Segnali, come lo sono pure quelli che arrivano sull’autonomia. In queste settimane Luigi Di Maio ha ostentato fermezza: “Così non va, quel disegno spacca il paese”, ha ripetuto il vicepremier, come se quella stessa proposta non fosse sostenuta anche dai suoi, in Veneto e Lombardia. “Serve a rassicurare i nostri elettori da Roma in giù”, dicono i consiglieri del capo grillino, i quali sanno bene che è proprio al meridione che, paradossalmente, “si rischia il suicidio”. E’ nelle regioni del mezzogiorno, infatti, granaio elettorale del M5s, che ci si aspetta una affluenza minore: del resto già nel 2014, a fronte di un 65 per cento al nord e di un 62 al centro, nelle circoscrizioni del sud e delle isole gli aventi diritto che si recarono alle urne furono rispettivamente il 52 e il 42 per cento. Un dato simile, evidentemente, spingerebbe verso il basso il risultato a livello nazionale. “Ti sembra un caso che la ministra Giulia Grillo si sia messa a fare post su Facebook in catanese?”, sorride uno degli strateghi della comunicazione a cinque stelle. Stessa logica per cui, insomma, all’autonomia bisogna dire ora un netto no, che poi si smusserà all’indomani dello spoglio: “Perché a quel punto lo portiamo in Parlamento, il testo dell’intesa, e li ce la giochiamo”.
Stesso discorso per la flat tax: qualcuno nella Lega spera nella contrarietà dei grillini per avere a disposizione un alibi perfetto per invocare il tradimento del contratto. Ma anche lì, Di Maio non opporrà nulla più che dei distinguo. Sarà insomma un po’ come tirare i pugni contro un sacco di sabbia: il ventre molle del grillismo, nel terrore di una fine repentina delle carriere politiche, accetterà qualsiasi compromesso. Perfino, forse, la Tav, il cui iter prosegue quasi indifferente agli strepiti della campagna elettorale. Martedì prossimo, mentre ancora tutti staranno lambiccandosi sulle percentuali del voto, si chiuderà la prima fase dei bandi: le novanta imprese da sedici diversi paesi dovranno formalizzare il loro interessamento ai lavori, e a quel punto si avvierà un’istruttoria da parte di Telt, la società italo-francese che sta costruendo l’opera.

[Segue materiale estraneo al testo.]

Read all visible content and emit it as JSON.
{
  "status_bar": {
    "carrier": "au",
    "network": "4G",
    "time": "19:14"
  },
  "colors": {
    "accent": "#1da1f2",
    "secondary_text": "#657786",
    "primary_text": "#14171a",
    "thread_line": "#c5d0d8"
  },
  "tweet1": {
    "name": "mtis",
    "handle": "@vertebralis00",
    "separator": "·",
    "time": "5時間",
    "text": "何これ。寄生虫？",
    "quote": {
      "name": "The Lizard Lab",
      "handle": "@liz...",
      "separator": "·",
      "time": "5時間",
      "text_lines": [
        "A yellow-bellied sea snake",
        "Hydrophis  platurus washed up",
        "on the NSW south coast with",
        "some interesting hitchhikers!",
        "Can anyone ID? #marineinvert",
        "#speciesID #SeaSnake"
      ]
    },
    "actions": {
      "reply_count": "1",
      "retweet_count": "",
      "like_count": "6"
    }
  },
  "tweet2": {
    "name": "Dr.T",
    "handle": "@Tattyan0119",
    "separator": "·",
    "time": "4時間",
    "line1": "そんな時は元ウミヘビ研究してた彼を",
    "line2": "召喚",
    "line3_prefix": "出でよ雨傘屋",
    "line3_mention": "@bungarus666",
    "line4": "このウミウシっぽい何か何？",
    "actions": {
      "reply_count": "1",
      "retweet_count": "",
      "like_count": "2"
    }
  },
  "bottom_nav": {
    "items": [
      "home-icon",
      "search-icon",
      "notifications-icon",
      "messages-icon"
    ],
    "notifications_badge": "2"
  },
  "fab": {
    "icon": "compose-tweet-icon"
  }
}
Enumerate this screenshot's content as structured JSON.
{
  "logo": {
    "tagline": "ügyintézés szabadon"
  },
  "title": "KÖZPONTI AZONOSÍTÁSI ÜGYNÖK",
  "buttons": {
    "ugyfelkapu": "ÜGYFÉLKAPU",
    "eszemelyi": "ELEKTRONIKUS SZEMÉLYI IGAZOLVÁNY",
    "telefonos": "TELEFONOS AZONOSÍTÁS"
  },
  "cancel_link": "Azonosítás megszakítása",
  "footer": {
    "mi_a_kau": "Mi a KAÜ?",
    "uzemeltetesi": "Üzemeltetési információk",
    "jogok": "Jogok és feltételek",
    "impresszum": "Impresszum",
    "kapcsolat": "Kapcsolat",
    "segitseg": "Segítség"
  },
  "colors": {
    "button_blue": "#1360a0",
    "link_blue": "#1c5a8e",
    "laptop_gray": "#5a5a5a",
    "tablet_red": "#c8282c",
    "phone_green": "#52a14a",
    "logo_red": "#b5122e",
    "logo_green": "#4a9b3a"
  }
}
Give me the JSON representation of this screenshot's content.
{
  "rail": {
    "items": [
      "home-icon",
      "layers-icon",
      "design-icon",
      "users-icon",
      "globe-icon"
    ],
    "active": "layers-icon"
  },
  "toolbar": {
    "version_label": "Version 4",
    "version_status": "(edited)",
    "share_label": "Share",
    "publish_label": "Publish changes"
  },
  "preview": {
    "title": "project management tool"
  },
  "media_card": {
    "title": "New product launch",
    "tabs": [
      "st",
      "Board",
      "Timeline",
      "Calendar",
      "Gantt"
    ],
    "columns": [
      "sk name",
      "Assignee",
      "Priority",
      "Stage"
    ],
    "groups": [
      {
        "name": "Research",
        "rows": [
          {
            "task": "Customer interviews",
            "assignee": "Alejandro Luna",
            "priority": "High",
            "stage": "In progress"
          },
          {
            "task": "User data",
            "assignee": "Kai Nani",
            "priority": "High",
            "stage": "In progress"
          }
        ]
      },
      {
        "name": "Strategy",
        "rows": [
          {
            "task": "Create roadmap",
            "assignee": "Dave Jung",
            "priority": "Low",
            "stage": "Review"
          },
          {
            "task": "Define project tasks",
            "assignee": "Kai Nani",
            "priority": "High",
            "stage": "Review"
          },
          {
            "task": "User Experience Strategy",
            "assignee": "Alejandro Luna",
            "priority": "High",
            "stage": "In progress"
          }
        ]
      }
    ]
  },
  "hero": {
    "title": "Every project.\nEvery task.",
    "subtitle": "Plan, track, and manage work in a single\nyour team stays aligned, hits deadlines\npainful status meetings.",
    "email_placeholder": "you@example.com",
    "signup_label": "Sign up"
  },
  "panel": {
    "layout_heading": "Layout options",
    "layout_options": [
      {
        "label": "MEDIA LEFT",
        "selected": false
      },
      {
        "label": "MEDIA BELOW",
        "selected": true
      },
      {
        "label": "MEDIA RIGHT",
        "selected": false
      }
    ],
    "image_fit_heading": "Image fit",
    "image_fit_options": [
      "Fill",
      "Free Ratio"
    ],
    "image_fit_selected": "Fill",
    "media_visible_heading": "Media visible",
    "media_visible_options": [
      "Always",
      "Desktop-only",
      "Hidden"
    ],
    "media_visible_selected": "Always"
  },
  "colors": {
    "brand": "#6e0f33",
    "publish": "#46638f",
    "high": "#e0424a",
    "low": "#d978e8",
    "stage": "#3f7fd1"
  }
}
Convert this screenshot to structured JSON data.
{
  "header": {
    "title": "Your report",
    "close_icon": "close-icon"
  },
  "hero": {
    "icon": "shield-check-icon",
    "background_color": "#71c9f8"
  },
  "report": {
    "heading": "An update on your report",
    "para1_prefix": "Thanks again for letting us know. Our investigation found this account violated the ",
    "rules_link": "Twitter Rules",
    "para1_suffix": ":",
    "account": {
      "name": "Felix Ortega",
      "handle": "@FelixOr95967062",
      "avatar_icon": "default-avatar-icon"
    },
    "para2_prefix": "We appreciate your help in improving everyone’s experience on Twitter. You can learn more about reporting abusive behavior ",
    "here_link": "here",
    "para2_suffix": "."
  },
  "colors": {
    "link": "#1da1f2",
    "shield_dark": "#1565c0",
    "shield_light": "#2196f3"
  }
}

Poi, entro metà giugno, partirà anche un nuovo negoziato con la Commissione europea, che verificherà lo stato di avanzamento dei lavori e, sulla base di questa valutazione stabilirà l’ammontare dei prossimi finanziamenti (ballano almeno 2 miliardi da assegnare tra il 2020 e il 2021). “Di qui a un paio di settimane – spiegano i tecnici del Mit – sarebbe insomma il caso di sciogliere qualsiasi riserva”. Di Maio nicchia: “E’ tutto in mano a Giuseppe Conte, che sta ridiscutendo l’opera insieme al presidente Emmanuel Macron”. Eppure di messaggi ufficiali, sul tema, dal 9 marzo a oggi, al governo francese, non ne sono arrivati. Per dire di come anche quest’ultima trincea – specie dopo le regionali del Piemonte, dove il M5s si aspetta un misero 18 per cento, tre punti sotto al precedente risultato del 2014 – potrebbe essere abbandonata a breve, dal M5s, in nome di un rinnovato appeasement del cambiamento. E rompere, allora, per Salvini diventerà ancora più complicato.